Ingredients
Equipment
Method
- Lightly season the chicken breasts with salt, pepper, and Italian seasoning on both sides.
- In a pan, or directly in your slow cooker if it has a browning function, melt the butter along with olive oil. Place the chicken skin side down and sear until the surface becomes golden.
- Once browned, flip the chicken and transfer to the slow cooker if necessary. Pour in the white wine and water mixture or chicken broth. Sprinkle with sweet paprika, garlic granules, and chicken bouillon if applicable. Toss in the diced sun-dried tomatoes.
- Cover and let the chicken cook on the LOW setting for 90 minutes to 2 hours, or until the internal temperature reaches 165°F (75°C).

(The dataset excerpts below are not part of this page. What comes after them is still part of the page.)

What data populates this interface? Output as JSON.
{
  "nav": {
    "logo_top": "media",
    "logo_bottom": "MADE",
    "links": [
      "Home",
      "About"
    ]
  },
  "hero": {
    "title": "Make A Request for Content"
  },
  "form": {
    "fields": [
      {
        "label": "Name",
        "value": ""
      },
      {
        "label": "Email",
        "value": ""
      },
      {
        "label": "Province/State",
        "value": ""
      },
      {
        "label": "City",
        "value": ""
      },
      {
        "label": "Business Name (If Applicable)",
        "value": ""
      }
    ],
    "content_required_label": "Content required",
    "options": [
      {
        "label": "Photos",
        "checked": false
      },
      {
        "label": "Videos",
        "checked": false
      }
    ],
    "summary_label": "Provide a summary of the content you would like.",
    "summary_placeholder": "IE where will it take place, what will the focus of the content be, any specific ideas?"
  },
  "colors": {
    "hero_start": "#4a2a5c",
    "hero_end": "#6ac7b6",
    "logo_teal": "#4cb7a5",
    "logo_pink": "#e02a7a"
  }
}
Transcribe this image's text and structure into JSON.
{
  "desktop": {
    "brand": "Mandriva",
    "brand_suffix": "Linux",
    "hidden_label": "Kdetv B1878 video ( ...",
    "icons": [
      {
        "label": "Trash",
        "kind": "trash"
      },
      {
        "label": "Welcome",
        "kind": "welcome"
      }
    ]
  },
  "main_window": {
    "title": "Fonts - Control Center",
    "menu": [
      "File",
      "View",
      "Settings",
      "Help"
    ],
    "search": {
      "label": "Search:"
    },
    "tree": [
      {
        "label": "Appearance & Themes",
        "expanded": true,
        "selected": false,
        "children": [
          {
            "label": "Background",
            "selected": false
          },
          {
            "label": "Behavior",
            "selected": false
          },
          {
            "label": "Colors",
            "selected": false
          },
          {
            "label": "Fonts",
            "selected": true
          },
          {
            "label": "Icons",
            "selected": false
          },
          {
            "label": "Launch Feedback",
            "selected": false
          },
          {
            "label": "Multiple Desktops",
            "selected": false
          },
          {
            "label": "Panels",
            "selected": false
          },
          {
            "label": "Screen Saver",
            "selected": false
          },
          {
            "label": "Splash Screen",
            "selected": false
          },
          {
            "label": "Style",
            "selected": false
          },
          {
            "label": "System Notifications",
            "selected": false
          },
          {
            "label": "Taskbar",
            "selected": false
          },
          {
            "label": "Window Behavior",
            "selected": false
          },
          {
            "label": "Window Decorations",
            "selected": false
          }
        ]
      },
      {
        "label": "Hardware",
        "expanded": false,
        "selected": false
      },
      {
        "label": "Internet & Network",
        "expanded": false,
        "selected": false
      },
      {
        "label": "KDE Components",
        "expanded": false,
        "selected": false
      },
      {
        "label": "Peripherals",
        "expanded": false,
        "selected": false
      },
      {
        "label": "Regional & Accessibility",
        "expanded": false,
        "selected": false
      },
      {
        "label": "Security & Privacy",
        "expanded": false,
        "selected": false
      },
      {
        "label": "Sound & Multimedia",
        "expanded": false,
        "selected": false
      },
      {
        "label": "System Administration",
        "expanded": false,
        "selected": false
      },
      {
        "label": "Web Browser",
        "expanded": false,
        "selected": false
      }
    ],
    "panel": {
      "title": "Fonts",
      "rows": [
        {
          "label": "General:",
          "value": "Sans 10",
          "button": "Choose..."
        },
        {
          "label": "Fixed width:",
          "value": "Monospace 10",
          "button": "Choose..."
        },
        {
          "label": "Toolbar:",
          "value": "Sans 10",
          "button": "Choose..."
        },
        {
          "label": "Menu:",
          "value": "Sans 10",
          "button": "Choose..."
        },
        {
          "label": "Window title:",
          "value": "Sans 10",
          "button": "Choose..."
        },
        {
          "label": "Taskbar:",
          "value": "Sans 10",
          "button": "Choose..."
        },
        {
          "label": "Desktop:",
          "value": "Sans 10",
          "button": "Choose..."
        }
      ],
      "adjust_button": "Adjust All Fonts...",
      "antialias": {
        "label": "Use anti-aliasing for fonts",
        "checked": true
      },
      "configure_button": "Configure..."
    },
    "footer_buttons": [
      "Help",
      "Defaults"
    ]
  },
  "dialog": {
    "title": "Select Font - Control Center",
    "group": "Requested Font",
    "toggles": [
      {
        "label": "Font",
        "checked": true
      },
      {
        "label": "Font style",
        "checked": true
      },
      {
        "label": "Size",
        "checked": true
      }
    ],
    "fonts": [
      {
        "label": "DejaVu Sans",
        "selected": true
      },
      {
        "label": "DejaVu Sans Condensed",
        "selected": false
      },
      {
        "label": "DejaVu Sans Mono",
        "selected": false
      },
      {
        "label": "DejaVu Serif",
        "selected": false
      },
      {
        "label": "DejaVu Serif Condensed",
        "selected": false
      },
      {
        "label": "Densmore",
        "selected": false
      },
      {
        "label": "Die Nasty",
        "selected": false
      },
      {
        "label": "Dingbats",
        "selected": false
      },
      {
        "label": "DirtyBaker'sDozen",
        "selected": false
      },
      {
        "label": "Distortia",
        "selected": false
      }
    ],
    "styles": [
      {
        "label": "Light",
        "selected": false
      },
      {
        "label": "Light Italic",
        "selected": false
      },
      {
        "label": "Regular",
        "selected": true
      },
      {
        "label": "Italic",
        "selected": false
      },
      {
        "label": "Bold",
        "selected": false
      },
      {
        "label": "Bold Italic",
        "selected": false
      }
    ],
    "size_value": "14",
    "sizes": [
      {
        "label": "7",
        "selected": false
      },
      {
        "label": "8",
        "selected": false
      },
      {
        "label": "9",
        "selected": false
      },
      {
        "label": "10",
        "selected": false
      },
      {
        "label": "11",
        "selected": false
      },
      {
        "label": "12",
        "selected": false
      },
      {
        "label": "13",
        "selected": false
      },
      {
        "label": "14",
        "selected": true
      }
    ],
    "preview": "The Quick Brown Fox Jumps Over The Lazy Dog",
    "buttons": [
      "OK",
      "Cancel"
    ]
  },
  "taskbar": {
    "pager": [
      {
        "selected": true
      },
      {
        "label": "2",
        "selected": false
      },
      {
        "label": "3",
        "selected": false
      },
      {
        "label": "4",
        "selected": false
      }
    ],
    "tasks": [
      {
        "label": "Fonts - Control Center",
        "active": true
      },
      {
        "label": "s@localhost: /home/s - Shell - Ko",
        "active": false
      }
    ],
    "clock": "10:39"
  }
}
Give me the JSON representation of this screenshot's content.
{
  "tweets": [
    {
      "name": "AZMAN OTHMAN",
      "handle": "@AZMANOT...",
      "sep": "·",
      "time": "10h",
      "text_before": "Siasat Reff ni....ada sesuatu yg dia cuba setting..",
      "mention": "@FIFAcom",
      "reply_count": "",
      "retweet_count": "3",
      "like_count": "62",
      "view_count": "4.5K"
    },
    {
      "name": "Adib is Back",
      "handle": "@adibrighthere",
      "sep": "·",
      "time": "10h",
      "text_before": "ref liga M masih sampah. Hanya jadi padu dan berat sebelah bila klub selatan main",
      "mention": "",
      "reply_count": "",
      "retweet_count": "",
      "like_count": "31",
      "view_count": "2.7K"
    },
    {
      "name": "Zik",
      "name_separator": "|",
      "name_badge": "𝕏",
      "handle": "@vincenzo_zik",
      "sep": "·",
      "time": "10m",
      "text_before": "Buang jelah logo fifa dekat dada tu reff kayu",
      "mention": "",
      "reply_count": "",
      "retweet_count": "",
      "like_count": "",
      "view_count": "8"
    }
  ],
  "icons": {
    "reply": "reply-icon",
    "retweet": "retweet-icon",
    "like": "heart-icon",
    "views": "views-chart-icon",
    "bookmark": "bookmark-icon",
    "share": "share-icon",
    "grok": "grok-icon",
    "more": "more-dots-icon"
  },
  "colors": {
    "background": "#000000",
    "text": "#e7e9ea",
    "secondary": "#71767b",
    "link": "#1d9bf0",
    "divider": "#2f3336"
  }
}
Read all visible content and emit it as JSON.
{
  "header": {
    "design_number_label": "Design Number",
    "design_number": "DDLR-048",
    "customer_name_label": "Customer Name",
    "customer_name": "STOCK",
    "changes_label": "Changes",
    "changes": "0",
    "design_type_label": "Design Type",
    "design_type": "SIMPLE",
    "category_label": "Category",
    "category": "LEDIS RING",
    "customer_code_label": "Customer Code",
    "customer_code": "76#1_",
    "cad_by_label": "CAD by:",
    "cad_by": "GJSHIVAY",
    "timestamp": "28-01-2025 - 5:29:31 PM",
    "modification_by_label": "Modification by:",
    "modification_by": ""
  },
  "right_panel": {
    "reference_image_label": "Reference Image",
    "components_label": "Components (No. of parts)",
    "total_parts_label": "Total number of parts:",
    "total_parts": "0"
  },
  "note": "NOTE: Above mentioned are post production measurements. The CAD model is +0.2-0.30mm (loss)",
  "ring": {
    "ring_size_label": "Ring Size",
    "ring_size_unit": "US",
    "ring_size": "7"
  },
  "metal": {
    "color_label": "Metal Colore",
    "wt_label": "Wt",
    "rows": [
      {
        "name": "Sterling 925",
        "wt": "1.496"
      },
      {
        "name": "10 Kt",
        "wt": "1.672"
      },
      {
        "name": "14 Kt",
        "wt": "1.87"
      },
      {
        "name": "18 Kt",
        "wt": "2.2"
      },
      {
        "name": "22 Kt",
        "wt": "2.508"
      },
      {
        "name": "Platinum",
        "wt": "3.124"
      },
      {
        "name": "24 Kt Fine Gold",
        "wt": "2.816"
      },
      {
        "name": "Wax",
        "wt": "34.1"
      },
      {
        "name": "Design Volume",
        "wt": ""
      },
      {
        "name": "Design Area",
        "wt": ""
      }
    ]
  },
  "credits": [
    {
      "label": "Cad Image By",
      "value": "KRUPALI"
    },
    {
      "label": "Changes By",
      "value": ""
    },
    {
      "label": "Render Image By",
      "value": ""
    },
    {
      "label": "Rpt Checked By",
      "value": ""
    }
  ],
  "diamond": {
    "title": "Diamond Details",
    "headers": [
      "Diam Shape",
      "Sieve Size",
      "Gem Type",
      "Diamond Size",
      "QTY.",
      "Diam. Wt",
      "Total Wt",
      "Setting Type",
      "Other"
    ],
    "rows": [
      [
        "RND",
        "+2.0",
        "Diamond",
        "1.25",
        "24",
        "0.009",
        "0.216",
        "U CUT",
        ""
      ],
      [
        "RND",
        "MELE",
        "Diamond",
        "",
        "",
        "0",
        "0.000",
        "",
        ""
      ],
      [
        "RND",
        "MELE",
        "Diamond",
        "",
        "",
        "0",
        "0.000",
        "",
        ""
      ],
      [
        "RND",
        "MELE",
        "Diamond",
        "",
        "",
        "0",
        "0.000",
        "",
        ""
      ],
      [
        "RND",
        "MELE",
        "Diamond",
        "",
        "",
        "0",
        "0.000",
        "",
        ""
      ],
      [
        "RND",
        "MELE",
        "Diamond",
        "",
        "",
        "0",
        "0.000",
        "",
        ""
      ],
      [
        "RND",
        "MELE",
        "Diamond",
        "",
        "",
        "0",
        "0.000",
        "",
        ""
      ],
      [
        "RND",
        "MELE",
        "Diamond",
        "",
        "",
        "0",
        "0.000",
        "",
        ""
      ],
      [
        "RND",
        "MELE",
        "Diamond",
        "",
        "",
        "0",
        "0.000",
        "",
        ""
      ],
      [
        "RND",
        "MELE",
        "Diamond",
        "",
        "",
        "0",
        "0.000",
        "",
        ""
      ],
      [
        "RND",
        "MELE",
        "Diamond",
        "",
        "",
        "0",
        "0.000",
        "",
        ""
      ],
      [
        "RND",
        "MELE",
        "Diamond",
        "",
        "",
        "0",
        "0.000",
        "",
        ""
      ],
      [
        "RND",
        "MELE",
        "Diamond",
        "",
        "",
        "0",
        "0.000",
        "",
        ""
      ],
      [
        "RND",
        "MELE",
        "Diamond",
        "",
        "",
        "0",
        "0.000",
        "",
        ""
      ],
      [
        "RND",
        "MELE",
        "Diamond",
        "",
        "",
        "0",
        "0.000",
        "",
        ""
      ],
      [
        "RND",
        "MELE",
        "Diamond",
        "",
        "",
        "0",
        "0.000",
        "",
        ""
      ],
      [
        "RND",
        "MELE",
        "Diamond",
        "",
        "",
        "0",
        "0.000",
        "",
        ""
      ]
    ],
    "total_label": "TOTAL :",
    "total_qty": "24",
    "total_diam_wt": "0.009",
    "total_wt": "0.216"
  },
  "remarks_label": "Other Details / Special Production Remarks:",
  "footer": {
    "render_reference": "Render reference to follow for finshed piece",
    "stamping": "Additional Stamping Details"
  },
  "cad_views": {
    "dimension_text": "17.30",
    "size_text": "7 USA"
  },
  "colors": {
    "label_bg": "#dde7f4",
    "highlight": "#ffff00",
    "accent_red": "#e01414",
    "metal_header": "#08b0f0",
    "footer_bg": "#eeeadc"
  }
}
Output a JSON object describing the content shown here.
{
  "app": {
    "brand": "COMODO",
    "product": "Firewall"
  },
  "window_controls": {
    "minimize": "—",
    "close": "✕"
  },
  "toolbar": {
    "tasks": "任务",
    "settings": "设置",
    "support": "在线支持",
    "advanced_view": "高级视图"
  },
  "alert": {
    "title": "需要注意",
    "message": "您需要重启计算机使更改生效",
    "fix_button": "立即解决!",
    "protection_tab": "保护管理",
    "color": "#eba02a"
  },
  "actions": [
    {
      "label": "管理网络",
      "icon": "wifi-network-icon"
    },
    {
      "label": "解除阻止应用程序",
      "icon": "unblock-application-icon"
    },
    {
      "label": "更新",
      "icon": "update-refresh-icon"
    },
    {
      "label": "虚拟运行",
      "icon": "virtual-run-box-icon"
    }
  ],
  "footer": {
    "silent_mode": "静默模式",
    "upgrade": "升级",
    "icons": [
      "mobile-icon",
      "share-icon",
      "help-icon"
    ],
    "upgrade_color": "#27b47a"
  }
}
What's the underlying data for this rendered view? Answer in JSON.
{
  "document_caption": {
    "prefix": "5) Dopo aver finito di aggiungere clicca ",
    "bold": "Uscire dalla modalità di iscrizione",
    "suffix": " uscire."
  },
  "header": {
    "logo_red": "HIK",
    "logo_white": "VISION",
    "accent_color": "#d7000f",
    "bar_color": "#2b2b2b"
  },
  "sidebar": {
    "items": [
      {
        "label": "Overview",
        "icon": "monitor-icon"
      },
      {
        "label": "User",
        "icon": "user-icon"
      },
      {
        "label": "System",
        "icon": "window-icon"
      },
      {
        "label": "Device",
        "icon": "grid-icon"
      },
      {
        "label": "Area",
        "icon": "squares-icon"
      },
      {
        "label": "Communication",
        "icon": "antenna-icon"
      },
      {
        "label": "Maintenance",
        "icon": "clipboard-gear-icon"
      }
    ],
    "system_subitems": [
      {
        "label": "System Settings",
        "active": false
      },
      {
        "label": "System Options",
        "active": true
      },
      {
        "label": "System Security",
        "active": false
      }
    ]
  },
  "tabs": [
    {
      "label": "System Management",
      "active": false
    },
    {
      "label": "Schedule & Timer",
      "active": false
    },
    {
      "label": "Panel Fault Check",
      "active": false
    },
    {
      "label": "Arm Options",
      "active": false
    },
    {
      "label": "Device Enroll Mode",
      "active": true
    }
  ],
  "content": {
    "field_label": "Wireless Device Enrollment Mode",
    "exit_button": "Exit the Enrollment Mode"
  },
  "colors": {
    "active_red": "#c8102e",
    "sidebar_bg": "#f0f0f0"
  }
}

- If desired, prepare a cornstarch slurry by mixing cornstarch with cold water. Stir this into the sauce about 10 minutes before cooking time ends to thicken the sauce.
- Once the chicken is fully cooked, move it to one side and turn slow cooker to warm. Stir in the sour cream or heavy cream until fully blended, then incorporate the grated Parmesan and freshly chopped parsley or basil.
- Serve the chicken accompanied by your choice of rice, pasta, or mashed potatoes.
Notes
For best results, sear chicken first to build flavor. Add cream at the end on low heat to prevent curdling. Can substitute chicken thighs for breasts. Store leftovers in airtight container for up to 3 days.